From outside Germany, Ms Angela Merkel has long looked invincible. She has come to symbolise German politics as Ms Margaret Thatcher once did Britain's. But on Monday she saw her centre-right coalition narrowly ousted by the opposition centre-left in a regional election that shifts the balance of power in Germany and could have profound implications for her chances of re-election in September.
She told a press conference in Berlin that the result in Lower Saxony was "emotionally difficult" to deal with after the "rollercoaster" expectation that the Christian Democrat and liberal Free Democrat (FDP) coalition led by the half-Scottish David McAllister would narrowly succeed.
It is a blow to her hopes for a third term in office, and as the 12 consecutive defeat for her party at state level it will give the centre-left a majority in the upper house, allowing the opposition to block major legislation or initiate laws that could make Ms Merkel's life extremely difficult.
Mr Gerd Langguth, Merkel's biographer and a political scientist at Bonn University, called the election "a veritable wake-up call" for Merkel. "While she still has a definite majority at the federal level, and she can still be re-elected, this has taken the wind out of her sails somewhat," he said.

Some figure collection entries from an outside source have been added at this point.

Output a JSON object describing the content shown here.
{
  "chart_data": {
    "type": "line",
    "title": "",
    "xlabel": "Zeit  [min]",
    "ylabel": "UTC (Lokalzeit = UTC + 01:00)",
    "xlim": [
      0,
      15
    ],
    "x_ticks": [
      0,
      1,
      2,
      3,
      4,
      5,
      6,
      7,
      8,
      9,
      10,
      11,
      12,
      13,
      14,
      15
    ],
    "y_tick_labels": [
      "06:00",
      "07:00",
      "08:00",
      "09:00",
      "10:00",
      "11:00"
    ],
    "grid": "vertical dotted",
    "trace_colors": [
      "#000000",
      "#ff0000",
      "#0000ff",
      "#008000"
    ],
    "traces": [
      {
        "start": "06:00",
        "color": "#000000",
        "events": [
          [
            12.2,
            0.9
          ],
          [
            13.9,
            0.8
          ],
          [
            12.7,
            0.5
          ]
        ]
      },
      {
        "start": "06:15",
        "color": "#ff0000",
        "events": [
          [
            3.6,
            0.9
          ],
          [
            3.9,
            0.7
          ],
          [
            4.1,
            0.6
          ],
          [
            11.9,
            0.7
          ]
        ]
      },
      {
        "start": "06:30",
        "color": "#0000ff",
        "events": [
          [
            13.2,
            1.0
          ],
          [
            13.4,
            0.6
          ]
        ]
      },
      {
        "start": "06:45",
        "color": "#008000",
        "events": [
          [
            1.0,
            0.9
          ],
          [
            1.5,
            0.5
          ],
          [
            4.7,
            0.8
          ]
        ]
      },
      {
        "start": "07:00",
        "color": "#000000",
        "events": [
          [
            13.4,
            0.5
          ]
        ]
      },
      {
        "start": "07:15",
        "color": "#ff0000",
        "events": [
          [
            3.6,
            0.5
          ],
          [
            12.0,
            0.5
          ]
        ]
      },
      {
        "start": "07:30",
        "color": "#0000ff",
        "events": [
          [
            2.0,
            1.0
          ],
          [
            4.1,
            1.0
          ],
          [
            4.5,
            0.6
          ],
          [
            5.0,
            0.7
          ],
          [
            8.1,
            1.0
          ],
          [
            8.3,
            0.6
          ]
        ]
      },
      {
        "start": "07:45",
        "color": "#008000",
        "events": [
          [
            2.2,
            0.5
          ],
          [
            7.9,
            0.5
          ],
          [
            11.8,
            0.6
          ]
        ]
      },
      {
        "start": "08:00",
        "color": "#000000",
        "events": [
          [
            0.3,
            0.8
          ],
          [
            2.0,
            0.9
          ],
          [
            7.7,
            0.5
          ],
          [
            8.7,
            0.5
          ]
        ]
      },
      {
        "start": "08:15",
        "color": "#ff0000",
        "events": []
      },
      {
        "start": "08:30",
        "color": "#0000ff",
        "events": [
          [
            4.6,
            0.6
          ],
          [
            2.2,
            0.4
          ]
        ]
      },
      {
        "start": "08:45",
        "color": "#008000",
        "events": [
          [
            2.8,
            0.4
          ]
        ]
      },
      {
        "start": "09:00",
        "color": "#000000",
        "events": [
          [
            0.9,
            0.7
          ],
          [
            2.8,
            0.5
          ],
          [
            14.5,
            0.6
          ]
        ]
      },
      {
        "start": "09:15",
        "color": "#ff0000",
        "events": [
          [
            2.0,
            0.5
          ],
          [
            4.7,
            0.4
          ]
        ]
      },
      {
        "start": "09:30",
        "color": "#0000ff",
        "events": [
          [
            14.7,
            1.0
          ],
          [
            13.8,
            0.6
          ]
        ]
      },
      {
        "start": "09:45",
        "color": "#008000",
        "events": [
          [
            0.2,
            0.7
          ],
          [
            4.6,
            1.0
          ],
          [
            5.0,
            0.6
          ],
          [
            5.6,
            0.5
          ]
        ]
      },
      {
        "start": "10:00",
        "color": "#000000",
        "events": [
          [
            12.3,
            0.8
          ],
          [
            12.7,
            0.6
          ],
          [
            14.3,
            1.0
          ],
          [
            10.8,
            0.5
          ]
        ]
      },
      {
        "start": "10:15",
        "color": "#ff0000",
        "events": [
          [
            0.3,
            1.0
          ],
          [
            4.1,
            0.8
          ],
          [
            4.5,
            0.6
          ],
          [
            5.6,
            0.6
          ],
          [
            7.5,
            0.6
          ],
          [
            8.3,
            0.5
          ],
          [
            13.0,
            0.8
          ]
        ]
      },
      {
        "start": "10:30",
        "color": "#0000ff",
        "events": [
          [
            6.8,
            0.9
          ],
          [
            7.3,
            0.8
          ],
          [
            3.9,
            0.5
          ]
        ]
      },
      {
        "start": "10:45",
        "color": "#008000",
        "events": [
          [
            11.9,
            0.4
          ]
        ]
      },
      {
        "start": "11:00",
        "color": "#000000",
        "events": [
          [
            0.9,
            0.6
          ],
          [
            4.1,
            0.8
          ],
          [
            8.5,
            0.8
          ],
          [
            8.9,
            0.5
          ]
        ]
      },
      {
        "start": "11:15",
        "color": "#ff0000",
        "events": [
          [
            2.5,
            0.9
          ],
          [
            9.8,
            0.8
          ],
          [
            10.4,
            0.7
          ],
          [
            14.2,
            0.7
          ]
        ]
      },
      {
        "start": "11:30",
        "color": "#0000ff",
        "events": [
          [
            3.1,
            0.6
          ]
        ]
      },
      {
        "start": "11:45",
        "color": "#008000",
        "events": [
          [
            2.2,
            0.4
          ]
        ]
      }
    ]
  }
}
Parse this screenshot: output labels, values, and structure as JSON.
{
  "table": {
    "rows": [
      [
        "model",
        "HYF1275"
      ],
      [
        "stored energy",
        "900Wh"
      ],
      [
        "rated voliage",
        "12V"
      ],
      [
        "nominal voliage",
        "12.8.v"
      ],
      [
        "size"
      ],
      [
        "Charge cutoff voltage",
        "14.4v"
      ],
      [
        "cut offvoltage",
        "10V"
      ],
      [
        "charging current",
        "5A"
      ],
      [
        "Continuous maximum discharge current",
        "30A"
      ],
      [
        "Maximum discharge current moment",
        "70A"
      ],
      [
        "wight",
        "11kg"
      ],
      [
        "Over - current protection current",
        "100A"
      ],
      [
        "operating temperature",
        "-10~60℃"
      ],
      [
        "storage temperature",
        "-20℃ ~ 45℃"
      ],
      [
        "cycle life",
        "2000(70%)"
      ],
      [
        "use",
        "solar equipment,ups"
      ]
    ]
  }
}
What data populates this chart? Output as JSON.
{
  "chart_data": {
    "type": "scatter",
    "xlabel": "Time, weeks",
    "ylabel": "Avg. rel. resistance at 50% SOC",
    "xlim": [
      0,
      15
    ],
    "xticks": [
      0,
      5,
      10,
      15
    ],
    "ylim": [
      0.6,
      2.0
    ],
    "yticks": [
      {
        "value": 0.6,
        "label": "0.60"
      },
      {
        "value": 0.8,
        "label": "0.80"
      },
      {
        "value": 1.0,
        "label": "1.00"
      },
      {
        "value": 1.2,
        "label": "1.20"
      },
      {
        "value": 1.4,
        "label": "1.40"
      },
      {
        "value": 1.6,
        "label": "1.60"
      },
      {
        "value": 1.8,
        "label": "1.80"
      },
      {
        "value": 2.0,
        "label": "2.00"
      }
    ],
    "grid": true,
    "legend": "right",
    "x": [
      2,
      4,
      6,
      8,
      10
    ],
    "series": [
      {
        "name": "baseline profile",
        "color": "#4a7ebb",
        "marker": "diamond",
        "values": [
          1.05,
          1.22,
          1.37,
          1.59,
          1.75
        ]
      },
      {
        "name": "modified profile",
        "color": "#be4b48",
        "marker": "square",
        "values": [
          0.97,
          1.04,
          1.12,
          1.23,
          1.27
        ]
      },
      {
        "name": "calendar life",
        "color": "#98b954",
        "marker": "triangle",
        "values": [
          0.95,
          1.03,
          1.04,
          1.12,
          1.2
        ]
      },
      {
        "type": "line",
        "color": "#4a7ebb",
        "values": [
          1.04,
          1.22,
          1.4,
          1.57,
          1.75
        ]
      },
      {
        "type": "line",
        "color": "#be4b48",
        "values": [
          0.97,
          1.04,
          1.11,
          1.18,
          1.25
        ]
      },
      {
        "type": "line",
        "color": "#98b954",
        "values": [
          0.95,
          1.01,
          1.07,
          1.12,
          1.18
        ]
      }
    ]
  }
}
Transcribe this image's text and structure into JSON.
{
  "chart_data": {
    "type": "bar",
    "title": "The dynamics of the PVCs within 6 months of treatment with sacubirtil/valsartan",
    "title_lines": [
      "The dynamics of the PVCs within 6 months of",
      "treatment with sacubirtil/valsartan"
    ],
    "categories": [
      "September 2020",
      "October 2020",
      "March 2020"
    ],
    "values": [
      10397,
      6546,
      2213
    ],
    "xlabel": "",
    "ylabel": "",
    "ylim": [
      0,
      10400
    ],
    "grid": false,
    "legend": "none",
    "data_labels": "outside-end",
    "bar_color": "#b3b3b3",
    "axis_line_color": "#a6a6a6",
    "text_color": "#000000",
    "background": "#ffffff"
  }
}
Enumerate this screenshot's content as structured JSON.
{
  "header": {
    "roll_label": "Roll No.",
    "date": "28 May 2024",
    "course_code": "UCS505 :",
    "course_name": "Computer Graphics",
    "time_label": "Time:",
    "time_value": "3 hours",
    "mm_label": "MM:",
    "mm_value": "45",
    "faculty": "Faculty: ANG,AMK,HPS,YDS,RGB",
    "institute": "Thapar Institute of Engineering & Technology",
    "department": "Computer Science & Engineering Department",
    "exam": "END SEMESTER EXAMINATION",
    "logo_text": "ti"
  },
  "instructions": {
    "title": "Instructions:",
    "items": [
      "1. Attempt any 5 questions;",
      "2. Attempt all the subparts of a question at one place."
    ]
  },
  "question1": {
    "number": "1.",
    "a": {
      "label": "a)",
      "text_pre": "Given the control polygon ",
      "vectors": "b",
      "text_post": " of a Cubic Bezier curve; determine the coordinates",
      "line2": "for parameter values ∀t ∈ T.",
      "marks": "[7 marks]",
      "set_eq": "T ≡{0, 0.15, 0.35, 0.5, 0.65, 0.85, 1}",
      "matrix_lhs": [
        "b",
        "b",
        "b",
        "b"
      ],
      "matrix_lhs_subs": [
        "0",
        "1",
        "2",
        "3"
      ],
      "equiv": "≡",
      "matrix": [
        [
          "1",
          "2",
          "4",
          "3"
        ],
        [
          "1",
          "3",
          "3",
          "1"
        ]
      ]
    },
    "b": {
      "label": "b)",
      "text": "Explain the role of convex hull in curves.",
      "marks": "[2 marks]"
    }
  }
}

The election proved to be one of the most nail-biting German polls in recent years, with results initially indicating Mr McAllister's coalition had succeeded by one seat, then suggesting a dead-heat, and finally showing that the Social Democrats and Greens had secured 68 seats in the Hanover parliament, one more than the incumbents. The biggest shock was the FDP's ability to come from nearly failing to get even the minimum 5% needed to get into parliament, to secure almost 10%.
That was the result of tactical voting by CDU supporters anxious to see the centre-right alliance survive, but came at the expense of Merkel's party, whose support fell by six points to 36%.
Analysts said 100,000 CDU voters had given their votes to the FDP. The FDP leadership was nevertheless in celebratory mood. It rejected an offer to resign by party leader Philipp Rosler, who had been widely expected to go, but signalled a change in its election strategy by naming veteran Rainer Bruderle as its new main candidate.
"The CDU will, I'm sure, stress their independence far more and fight for every vote," said Oskar Niedermayer, of Berlin's Free University. "Far more important than switching votes between parties, which is merely a redistribution of them, would be for the parties to have stronger campaigns that mobilise voters far more."
Mr McAllister announced he would not lead his party in opposition. He is likely to take some blame for supporters' tactical voting after strongly hinting to CDU voters that they should give one of their two votes to the FDP. He had been expected to get a place on the national stage if his party failed to be re-elected due to a poor FDP performance. Shocked CDU leaders huddled together on Monday to rethink the plan to focus on Ms Merkel's personality.
The Lower Saxony election was very much a personality-led race, pitting the charismatic Mr McAllister - whose unique selling point, his Scottishness, was played to the hilt - against the wooden SPD candidate, Mr Stephan Weil. Bagpipes and talk of Scots' thriftiness shaped Mr McAllister's rallies, and Ms Merkel was brought in to support him, earning him the nickname "Merkel's Mac" and heightening speculation that he might succeed her. That did not stop Ms Merkel giving Mr McAllister her full backing yesterday, as she called him "one of the best and most able heads of the CDU".
The biggest single winner of the night was the Green party, which won 13.7%, its best ever result in the state.